Penilaian ini didasarkan pada analisis data tahun 2020, menjadi refleksi dari situasi beberapa tahun terakhir.
Lebih lanjut, data juga menggambarkan bahwa 28 persen anak di seluruh Asia Selatan mengalami paparan terhadap 4,5 gelombang panas atau bahkan lebih setiap tahunnya.

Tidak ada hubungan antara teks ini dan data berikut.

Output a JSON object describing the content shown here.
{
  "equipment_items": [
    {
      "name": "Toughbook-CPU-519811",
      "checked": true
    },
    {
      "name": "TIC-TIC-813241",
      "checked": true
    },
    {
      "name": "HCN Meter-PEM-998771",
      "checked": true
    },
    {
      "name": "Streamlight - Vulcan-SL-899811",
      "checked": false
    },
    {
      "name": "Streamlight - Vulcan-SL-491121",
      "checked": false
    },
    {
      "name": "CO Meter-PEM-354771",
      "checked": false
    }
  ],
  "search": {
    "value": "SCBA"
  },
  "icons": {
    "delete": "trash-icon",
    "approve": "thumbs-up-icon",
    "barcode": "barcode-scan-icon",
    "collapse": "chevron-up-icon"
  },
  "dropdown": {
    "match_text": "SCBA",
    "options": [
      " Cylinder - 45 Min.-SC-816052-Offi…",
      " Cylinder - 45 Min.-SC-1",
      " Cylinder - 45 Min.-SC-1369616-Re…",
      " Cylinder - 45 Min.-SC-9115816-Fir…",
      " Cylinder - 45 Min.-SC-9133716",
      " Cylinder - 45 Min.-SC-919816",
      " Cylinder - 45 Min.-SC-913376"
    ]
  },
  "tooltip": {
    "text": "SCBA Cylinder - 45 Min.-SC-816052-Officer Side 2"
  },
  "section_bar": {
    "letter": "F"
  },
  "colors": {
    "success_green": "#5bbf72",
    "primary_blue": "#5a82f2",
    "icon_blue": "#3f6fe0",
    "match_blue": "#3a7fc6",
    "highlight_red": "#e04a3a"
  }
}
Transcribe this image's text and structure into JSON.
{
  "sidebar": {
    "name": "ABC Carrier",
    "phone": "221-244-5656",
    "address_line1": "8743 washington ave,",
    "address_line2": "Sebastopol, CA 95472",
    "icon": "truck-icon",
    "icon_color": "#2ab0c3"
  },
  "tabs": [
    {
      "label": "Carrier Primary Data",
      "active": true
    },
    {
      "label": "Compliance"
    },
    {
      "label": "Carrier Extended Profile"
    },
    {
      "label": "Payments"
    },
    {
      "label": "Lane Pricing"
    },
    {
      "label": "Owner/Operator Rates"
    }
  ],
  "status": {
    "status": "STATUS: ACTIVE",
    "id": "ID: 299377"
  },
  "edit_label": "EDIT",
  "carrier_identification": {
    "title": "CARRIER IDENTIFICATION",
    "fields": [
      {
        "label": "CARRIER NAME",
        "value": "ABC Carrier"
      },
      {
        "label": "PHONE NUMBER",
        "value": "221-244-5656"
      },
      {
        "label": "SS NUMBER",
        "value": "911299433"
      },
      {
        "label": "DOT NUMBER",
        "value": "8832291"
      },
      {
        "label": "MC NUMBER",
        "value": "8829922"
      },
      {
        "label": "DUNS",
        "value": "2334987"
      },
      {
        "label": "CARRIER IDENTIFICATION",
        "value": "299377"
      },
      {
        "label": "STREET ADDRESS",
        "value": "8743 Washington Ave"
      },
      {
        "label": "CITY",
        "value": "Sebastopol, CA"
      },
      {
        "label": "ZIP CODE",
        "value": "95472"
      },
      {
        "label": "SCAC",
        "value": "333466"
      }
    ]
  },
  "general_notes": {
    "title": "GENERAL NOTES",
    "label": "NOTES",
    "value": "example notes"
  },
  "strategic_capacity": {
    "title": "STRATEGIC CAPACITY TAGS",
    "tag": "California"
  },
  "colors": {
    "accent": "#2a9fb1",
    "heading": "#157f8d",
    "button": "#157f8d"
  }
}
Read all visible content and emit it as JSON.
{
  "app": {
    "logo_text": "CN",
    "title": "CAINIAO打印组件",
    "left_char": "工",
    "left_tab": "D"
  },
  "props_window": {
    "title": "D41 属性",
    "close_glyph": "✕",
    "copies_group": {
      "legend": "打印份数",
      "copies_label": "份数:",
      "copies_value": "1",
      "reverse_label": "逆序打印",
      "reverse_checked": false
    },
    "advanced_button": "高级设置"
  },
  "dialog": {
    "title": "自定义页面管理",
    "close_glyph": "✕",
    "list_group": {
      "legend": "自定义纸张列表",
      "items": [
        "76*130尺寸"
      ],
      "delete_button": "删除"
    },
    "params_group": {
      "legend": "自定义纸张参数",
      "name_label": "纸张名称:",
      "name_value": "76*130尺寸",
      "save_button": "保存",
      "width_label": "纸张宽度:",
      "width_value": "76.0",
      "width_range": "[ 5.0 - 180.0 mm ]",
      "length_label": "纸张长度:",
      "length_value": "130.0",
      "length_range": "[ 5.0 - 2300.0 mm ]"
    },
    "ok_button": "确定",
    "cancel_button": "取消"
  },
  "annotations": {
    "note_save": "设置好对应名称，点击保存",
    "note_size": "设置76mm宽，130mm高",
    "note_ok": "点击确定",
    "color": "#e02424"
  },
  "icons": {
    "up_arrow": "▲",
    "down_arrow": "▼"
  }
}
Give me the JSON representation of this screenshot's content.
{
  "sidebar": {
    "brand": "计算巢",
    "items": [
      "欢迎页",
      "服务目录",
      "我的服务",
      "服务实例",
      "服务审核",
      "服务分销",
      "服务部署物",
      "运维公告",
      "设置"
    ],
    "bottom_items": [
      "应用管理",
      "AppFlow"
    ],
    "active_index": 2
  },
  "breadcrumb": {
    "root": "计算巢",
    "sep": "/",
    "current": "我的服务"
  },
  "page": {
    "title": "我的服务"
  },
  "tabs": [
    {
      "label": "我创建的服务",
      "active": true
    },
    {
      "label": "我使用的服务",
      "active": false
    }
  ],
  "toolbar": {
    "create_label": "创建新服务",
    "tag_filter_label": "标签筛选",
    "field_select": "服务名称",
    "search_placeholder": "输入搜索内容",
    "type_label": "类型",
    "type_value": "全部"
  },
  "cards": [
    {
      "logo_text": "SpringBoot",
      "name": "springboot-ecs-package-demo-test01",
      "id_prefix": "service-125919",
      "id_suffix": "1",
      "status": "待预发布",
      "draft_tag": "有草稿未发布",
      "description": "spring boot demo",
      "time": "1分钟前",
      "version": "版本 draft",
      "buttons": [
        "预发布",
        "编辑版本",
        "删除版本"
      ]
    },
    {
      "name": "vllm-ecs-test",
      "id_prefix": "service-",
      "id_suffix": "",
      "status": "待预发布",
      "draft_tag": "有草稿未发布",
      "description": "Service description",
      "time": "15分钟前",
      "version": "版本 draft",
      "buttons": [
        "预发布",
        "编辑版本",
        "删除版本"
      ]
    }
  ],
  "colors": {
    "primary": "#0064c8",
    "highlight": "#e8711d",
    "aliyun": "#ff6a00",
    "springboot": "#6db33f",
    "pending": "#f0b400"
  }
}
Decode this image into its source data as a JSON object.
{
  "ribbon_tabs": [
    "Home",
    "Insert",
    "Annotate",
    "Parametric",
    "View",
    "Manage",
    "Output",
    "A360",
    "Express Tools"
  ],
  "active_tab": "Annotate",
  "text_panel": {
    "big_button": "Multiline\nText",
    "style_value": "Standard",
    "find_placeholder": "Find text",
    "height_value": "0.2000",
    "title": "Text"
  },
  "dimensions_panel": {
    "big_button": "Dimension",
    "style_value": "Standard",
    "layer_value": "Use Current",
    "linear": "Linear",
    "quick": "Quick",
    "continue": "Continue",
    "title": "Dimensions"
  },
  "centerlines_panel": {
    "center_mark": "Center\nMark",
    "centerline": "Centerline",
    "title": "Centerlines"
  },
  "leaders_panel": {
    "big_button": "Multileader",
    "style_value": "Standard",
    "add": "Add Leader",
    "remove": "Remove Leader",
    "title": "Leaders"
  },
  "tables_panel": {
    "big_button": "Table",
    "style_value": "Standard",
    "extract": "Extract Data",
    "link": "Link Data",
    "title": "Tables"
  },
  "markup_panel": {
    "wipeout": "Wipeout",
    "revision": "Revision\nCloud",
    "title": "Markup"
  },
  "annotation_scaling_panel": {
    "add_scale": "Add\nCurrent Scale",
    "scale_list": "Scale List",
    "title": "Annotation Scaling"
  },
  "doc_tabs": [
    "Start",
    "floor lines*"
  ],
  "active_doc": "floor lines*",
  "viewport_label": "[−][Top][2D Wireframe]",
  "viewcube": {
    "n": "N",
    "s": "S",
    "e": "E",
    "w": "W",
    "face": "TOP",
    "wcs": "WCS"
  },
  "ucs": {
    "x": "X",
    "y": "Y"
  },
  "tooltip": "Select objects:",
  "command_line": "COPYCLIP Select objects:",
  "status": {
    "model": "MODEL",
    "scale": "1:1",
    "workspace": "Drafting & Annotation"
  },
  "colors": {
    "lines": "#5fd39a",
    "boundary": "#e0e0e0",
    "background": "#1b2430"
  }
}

Bandingkan ini dengan angka global sebesar 24 persen, dan permasalahan ini menjadi semakin nyata.
Bulan Juli tahun 2023 telah tercatat dalam sejarah sebagai bulan terpanas yang pernah ada di seluruh dunia.
Fakta ini menambah tingkat kekhawatiran kita tentang masa depan, di mana perubahan iklim diperkirakan akan memicu gelombang panas yang lebih sering dan parah.
Bukan hanya kawasan Asia Selatan yang berisiko, tetapi juga masyarakat global secara keseluruhan.
Sanjay Wijesekera, Direktur Regional UNICEF untuk Asia Selatan, menyatakan keprihatinan mendalam mengenai implikasi dari situasi ini.
“Dengan suhu global yang semakin meningkat, data menunjukkan bahwa anak-anak di seluruh Asia Selatan semakin terancam oleh cuaca panas dan suhu ekstrem. Meskipun kawasan ini mungkin bukan yang terpanas di dunia saat ini, dampak dari panas yang melanda berpotensi mengancam jutaan anak yang rentan secara kesehatan dan sosial.” ujar Sanjay Wijesekera.
Khususnya, anak-anak yang paling rentan termasuk bayi, balita, anak-anak yang mengalami kekurangan gizi, serta perempuan hamil.
Mereka rentan mengalami dampak kesehatan yang serius akibat gelombang panas dan kondisi ekstrem lainnya.
Menurut Indeks Risiko Iklim Anak-anak (CCRI) yang dikeluarkan oleh UNICEF pada tahun 2021, anak-anak di Afghanistan, Bangladesh, India, Maladewa, dan Pakistan berada pada risiko sangat tinggi terhadap dampak perubahan iklim.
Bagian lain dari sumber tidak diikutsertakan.